Frontex. Entradas irregulares na UE caíram 37% no primeiro semestre de 2026
O número de entradas irregulares na UE diminuiu 37% no primeiro semestre de 2026 face ao mesmo período do ano passado, anunciou hoje a Agência Europeia da Guarda de Fronteiras e Costeira (Frontex).
"O número de passagens irregulares nas fronteiras externas da União Europeia continuou a diminuir nos primeiros seis meses de 2026, com uma redução de 37% face ao mesmo período do ano passado.
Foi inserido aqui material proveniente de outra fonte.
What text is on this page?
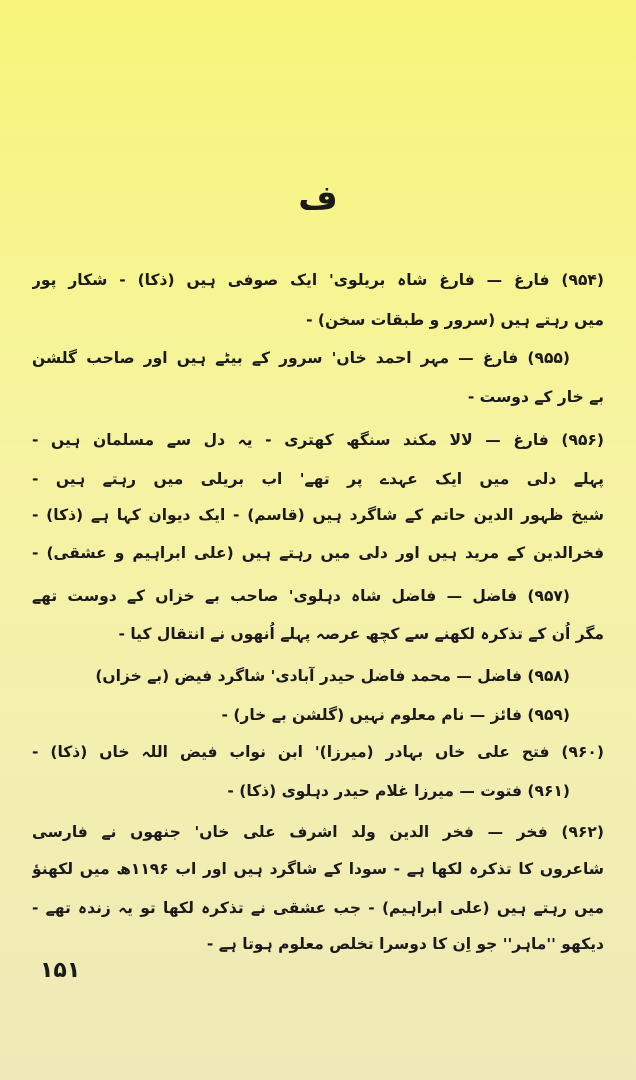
ف
(۹۵۴) فارغ — فارغ شاہ بریلوی' ایک صوفی ہیں (ذکا) - شکار پور
میں رہتے ہیں (سرور و طبقات سخن) -
(۹۵۵) فارغ — مہر احمد خاں' سرور کے بیٹے ہیں اور صاحب گلشن
بے خار کے دوست -
(۹۵۶) فارغ — لالا مکند سنگھ کھتری - یہ دل سے مسلمان ہیں -
پہلے دلی میں ایک عہدے پر تھے' اب بریلی میں رہتے ہیں -
شیخ ظہور الدین حاتم کے شاگرد ہیں (قاسم) - ایک دیوان کہا ہے (ذکا) -
فخرالدین کے مرید ہیں اور دلی میں رہتے ہیں (علی ابراہیم و عشقی) -
(۹۵۷) فاضل — فاضل شاہ دہلوی' صاحب بے خزاں کے دوست تھے
مگر اُن کے تذکرہ لکھنے سے کچھ عرصہ پہلے اُنھوں نے انتقال کیا -
(۹۵۸) فاضل — محمد فاضل حیدر آبادی' شاگرد فیض (بے خزاں)
(۹۵۹) فائز — نام معلوم نہیں (گلشن بے خار) -
(۹۶۰) فتح علی خاں بہادر (میرزا)' ابن نواب فیض اللہ خاں (ذکا) -
(۹۶۱) فتوت — میرزا غلام حیدر دہلوی (ذکا) -
(۹۶۲) فخر — فخر الدین ولد اشرف علی خاں' جنھوں نے فارسی
شاعروں کا تذکرہ لکھا ہے - سودا کے شاگرد ہیں اور اب ۱۱۹۶ھ میں لکھنؤ
میں رہتے ہیں (علی ابراہیم) - جب عشقی نے تذکرہ لکھا تو یہ زندہ تھے -
دیکھو ''ماہر'' جو اِن کا دوسرا تخلص معلوم ہوتا ہے -
۱۵۱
Segundo dados preliminares da Frontex, foram registadas mais de 49 mil entradas irregulares", indicou a agência europeia em comunicado.
De acordo com a Frontex, "esta descida reflete a cooperação contínua com países parceiros e as medidas preventivas adotadas nos principais países de partida, que continuam a reduzir o número de embarcações que seguem em direção à Europa".
A guarda costeira da UE sublinhou que a descida ocorre num contexto marcado pela entrada em vigor, em junho passado, do Pacto da UE sobre Migração e Asilo, que estabelece um processo comum de triagem nas fronteiras externas do espaço comunitário.
Os agentes da agência apoiam os Estados-membros na identificação da nacionalidade dos migrantes, na recolha de dados biométricos e na verificação documental.
"Há menos embarcações a partir em direção à Europa e isso é resultado da cooperação contínua com os nossos parceiros na região, mas por detrás de cada número está uma pessoa e continuam a morrer pessoas no mar", alertou o diretor-executivo da Frontex, Hans Leijtens, citado pela nota de imprensa.
A agência europeia indicou que as rotas do Mediterrâneo Oriental e do Mediterrâneo Central concentraram mais de 60% de todas as entradas irregulares na UE durante os primeiros seis meses do ano.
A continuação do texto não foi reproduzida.